The World beyond Birth and Death

The World beyond Birth and Death

When Bodhidharma first saw the Emperor Bu of the Ryo dynasty, the latter was such a devout Buddhist that he was called the Buddha-heart Emperor, who would surely be the one to hear the true tradition. The Emperor asked: ‘Since ascending the throne I have built and endowed temples, distributed the sutras and supported monks and nuns; what has been the merit?’ He inquires what merit there is in these things. Bodhidharrna answered: ‘No merit.’ There is no merit in them—what a bleak reply!

Buddhist priests nowadays don’t say such things. When the people contribute their tiny coins and ask: ‘Your Reverence, is it meritorious?’ we only say: ‘Merit without end!’ But Bodhidharma did not say that. No merit, was his reply, and the Emperor now asked: ‘How so, no merit!’ The great teacher, feeling the pathos of the question, told him that there was a little something—‘There are small fruits on earth and in heaven resulting from impure seeds, but it is like the pursuit of shadows and in reality nothing.’ ‘What you have done has some merit, but it is no more than chasing a shadow. It is not the real merit of true Suchness. For building temples and supporting their monks and distributing the scriptures are all only the world of good which is upraised on the I as the centre. By accumulating merit of this kind you will be born in heaven, because the good deeds were done in the expectation of a result. Small fruits on earth and in heaven, on the self as basis. The seeds of good actions aiming at such fruits are always polluted. It is planting impure seeds, contaminated with passions.

Impurity is passion. It is the impure feeling which comes of sowing seeds of good actions in the deluded passionate heart, in the expectation of securing results. Good which is based on illusory attachment will one day inevitably fall, as the associations come up, to the evil worlds. It is not the real good, that is what the great teacher meant.

‘Then what is real merit?’ pursued the Emperor. Bodhi-dharma said: ‘As pure wisdom, holy and perfect—something empty and pure; as such it is not to be sought through the wisdom of the world.’ The real merit is the wisdom of absolute ultimate Emptiness. It is complete and without defect and absolutely empty and pure. So it is not a thing at all. You cannot find it by seeking with the wisdom of the world as you are trying to do. It is the Emptiness which the Heart Sutra indicates to us: ‘O Shariputra, all these things have the character of Emptiness.’

With the taste of the wisdom of ultimate Emptiness, the bottom of the heart becomes empty, and the characteristic of Emptiness is to find that sublime flavour, that direct experience, at each step in our path of illusory good and evil. It is this step after step, this being helplessly pulled along. I step after step, as we are impelled by our karma of good and evil, we experience the world of the true Emptiness and purity.
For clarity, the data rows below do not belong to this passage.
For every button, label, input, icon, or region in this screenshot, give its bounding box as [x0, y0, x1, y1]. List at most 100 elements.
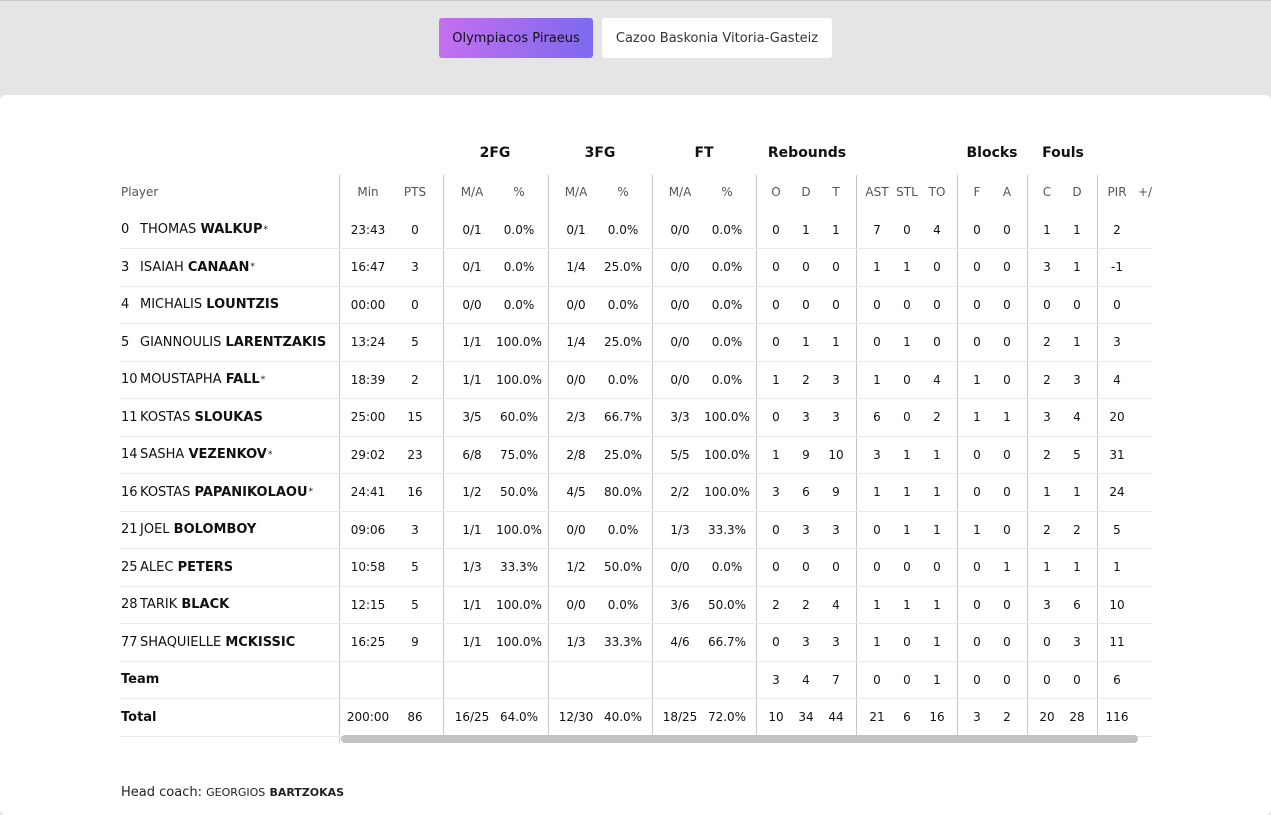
stat-cell: 64.0%	[499, 710, 539, 725]
stat-cell: 4	[933, 222, 941, 237]
stat-cell: 0/0	[670, 560, 690, 575]
stat-cell: -1	[1111, 260, 1123, 275]
stat-cell: 0	[973, 260, 981, 275]
column-separator	[756, 175, 757, 743]
stat-cell: 23:43	[350, 222, 386, 237]
starter-star-icon: *	[260, 374, 266, 385]
stat-cell: 0	[873, 335, 881, 350]
stat-cell: 0/0	[566, 372, 586, 387]
stat-cell: 0/0	[670, 222, 690, 237]
stat-cell: 0	[1043, 297, 1051, 312]
stat-cell: 9	[411, 635, 419, 650]
stat-cell: 100.0%	[496, 372, 542, 387]
stat-cell: 75.0%	[499, 447, 539, 462]
team-tabs: Olympiacos Piraeus Cazoo Baskonia Vitori…	[0, 18, 1271, 58]
stat-cell: 100.0%	[496, 522, 542, 537]
stat-cell: 0	[832, 297, 840, 312]
stat-cell: 33.3%	[603, 635, 643, 650]
player-row: 77 SHAQUIELLE MCKISSIC 16:25 9 1/1 100.0% 1/3 3…	[121, 624, 1152, 662]
player-row: 0 THOMAS WALKUP * 23:43 0 0/1 0.0% 0/1 0.0% 0/0 0.…	[121, 211, 1152, 249]
tab-baskonia[interactable]: Cazoo Baskonia Vitoria-Gasteiz	[602, 18, 832, 58]
stat-cell: 1	[1043, 485, 1051, 500]
group-header-ft: FT	[694, 145, 714, 161]
group-header-rebounds: Rebounds	[767, 145, 847, 161]
stat-cell: 66.7%	[707, 635, 747, 650]
stat-cell: 9	[802, 447, 810, 462]
stat-cell: 2	[1043, 372, 1051, 387]
player-name: 5 GIANNOULIS LARENTZAKIS	[121, 324, 331, 362]
player-name: 21 JOEL BOLOMBOY	[121, 511, 331, 549]
stat-cell: 18/25	[662, 710, 698, 725]
stat-cell: 0	[1003, 522, 1011, 537]
stat-cell: 0	[873, 672, 881, 687]
stat-cell: 2	[1043, 522, 1051, 537]
column-separator	[1097, 175, 1098, 743]
stat-cell: 6	[1113, 672, 1121, 687]
stat-cell: 0	[933, 297, 941, 312]
stat-cell: 1/3	[566, 635, 586, 650]
stat-cell: 0	[973, 297, 981, 312]
stat-cell: 0	[873, 522, 881, 537]
stat-cell: 3/5	[462, 410, 482, 425]
column-header: TO	[928, 185, 946, 199]
top-border	[0, 0, 1271, 1]
row-divider	[121, 585, 1152, 587]
stat-cell: 0	[1003, 335, 1011, 350]
stat-cell: 15	[407, 410, 423, 425]
stat-cell: 80.0%	[603, 485, 643, 500]
team-row-label: Team	[121, 672, 160, 688]
stat-cell: 4	[832, 597, 840, 612]
row-divider	[121, 398, 1152, 399]
stat-cell: 1	[873, 485, 881, 500]
stat-cell: 6	[802, 485, 810, 500]
column-header: D	[1072, 185, 1082, 199]
stat-cell: 0/1	[566, 222, 586, 237]
column-header: %	[513, 185, 525, 199]
stat-cell: 0	[1003, 260, 1011, 275]
stat-cell: 0	[933, 560, 941, 575]
stat-cell: 24:41	[350, 485, 386, 500]
player-last-name: FALL	[225, 372, 260, 388]
group-header-row: 2FG 3FG FT Rebounds Blocks Fouls	[121, 140, 1152, 166]
player-name: 3 ISAIAH CANAAN *	[121, 249, 331, 287]
stat-cell: 3	[832, 522, 840, 537]
stat-cell: 0	[772, 297, 780, 312]
player-last-name: BLACK	[181, 597, 230, 613]
head-coach-first-name: GEORGIOS	[206, 786, 266, 799]
stat-cell: 0	[1043, 635, 1051, 650]
column-header: F	[973, 185, 981, 199]
stat-cell: 0	[832, 260, 840, 275]
stat-cell: 100.0%	[704, 485, 750, 500]
stat-cell: 0/0	[670, 260, 690, 275]
stat-cell: 2	[933, 410, 941, 425]
stat-cell: 4	[1113, 372, 1121, 387]
head-coach-last-name: BARTZOKAS	[269, 786, 345, 799]
player-first-name: SHAQUIELLE	[140, 634, 222, 650]
stat-cell: 0	[903, 635, 911, 650]
stat-cell: 0/0	[462, 297, 482, 312]
stat-cell: 0	[772, 335, 780, 350]
stat-cell: 3	[873, 447, 881, 462]
player-last-name: LARENTZAKIS	[225, 334, 327, 350]
stat-cell: 0.0%	[607, 597, 639, 612]
stat-cell: 16	[929, 710, 945, 725]
column-header-player: Player	[121, 185, 159, 199]
column-header-row: Player Min PTS M/A% M/A% M/A% O D T AST STL TO F A C D P…	[121, 175, 1152, 209]
player-name: 4 MICHALIS LOUNTZIS	[121, 286, 331, 324]
horizontal-scrollbar[interactable]	[341, 735, 1138, 743]
tab-olympiacos[interactable]: Olympiacos Piraeus	[439, 18, 593, 58]
stat-cell: 1	[772, 372, 780, 387]
stat-cell: 0	[903, 222, 911, 237]
player-name: 16 KOSTAS PAPANIKOLAOU *	[121, 474, 331, 512]
stat-cell: 2/3	[566, 410, 586, 425]
stat-cell: 1/3	[462, 560, 482, 575]
player-name: 0 THOMAS WALKUP *	[121, 211, 331, 249]
stat-cell: 0.0%	[503, 260, 535, 275]
column-header: STL	[896, 185, 918, 199]
column-header: M/A	[460, 185, 484, 199]
stat-cell: 18:39	[350, 372, 386, 387]
starter-star-icon: *	[267, 449, 273, 460]
player-row: 21 JOEL BOLOMBOY 09:06 3 1/1 100.0% 0/0 0.0% 1/3…	[121, 511, 1152, 549]
column-separator	[652, 175, 653, 743]
stat-cell: 86	[407, 710, 423, 725]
If we gaze at that feeble good of ours, we shall find even there the world of liberation. If we look at that feeble evil, even there the form of Emptiness appears. This present I, which builds but under whose building there is destruction and destruction, which is helplessly pulled along, must awaken to Emptiness, and when the bottom of the heart becomes empty the actions are based on Emptiness. Now it is not a world of birth-and-death called good or evil; the feeling of doing and building does not arise, and so there is no birth-and-death.

The patriarch Dogen says in his Shobogenzo: ‘If you think of following the way of the Buddhas and patriarchs, have no expectation, no seeking, no clutching; without purpose pursue the way of the ancient sages and tread the footsteps of the masters.’ It is without purpose and therefore without thought of result. Throw right away the idea of acquiring merit and follow the words and footsteps of the ancient sages. Such is the way the Buddha-children are to follow.

In the state when there is Emptiness in the depths of the heart, there is no building up at all, but in compensation there is no knocking down. It is just because we feel something has been built that there is a corresponding destruction. ‘O Shariputra, all these things have the character of Emptiness, neither born nor dying’; and this is the experience of reality without birth-and-death.

There is one little thing to add. When there is building up through impure goodness, in that very impure goodness let us try to establish the world of Emptiness. And when there is breaking down through ignoble evil, in each moment of that breaking down let us try to establish the great world of Emptiness.